I can report on a few things that have changed since the last time I have done one of these.  I have lost quite a bit of weight, 25 pounds to be exact.  I have firmed up and actually gotten a few muscles though I am still far from my overall goal of weight loss.  I still have a weakness for sweets.  Last time I had my blood drawn my sugar was borderline, so I really need to watch what I eat.  I want to lost another 20 pounds if I can.  I will be happy if I can do that.

I am proud to say that the St. Louis Cardinals are in the World Series again, this time against the Red Sox.  This series could go either way easily.  The Cardinals will have Craig Allen back.  I think they will win in six games.  I do NOT believe there will be any chance of the Red Sox sweeping the Cardinals again.  I may eat those words but I just don't think it's possible.  We are better than we were in 06 and the Red Sox are not as good.  They're still a great team and they may thrash us.  We will just have to see.  In football, Rams quarterback, Sam Bradford is out for the season with a torn ACL.  This season will not be pretty for the Ram unless another Kurt Warner can arise from the ashes of obscurity.

I have done a lot of writing since the last time I blogged.  I started working with elance.com, and I have actually written several pieces: a speech, about seven short stories, and a novella.  I am making some extra money with it.  I completed a screenplay and am working on another.  I don't know what I'm going to do with the first one.  I would like to put it on inktip, but right now, money is a little tight.  I financed a new apple computer, so I am saving all I make to pay it off.
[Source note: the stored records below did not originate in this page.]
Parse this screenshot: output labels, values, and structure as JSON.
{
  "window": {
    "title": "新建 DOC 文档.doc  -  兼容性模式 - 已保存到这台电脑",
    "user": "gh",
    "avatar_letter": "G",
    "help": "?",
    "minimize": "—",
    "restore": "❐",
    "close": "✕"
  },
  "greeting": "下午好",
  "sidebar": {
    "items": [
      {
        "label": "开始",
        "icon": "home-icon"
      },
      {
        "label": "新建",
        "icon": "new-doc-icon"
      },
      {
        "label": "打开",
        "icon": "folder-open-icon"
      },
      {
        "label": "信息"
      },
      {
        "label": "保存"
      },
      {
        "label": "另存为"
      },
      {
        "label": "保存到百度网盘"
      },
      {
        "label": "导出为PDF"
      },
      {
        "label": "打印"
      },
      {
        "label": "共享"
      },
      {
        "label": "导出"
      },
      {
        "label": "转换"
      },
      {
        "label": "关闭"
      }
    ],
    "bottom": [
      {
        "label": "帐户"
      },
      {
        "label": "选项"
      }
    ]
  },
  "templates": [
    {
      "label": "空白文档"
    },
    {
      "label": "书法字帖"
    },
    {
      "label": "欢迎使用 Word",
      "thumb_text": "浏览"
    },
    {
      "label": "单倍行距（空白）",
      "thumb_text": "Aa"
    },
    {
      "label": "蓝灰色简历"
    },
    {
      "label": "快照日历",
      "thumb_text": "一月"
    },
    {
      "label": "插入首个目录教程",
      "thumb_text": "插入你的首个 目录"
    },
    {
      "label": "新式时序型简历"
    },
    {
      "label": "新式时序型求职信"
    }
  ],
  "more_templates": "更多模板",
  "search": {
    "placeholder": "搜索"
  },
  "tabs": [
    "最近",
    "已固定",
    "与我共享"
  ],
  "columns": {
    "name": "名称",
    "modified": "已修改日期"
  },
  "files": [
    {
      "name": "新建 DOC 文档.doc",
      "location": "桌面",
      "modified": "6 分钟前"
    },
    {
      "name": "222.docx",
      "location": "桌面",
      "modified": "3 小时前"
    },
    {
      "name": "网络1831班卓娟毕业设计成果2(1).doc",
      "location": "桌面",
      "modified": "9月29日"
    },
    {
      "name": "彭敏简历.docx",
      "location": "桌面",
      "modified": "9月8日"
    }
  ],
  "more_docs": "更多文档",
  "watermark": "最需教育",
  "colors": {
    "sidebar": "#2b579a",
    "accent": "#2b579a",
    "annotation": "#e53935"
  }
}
Lately, I have felt restless, depresses, and anxious.  I feel as if I have so much that I have to do that I never have time to do what I want to do.  Lots of thing have gotten me depressed.  One of our cats had to be put down today.  We have had her for years.  That was sad, but there are worse things going on that I won't go into.  I'll just hang in there.  School is getting to me too.  It always does this time of year.  Well, I am going to bring this to a close, and after I can find a really pretty picture of fall foliage, I will post it.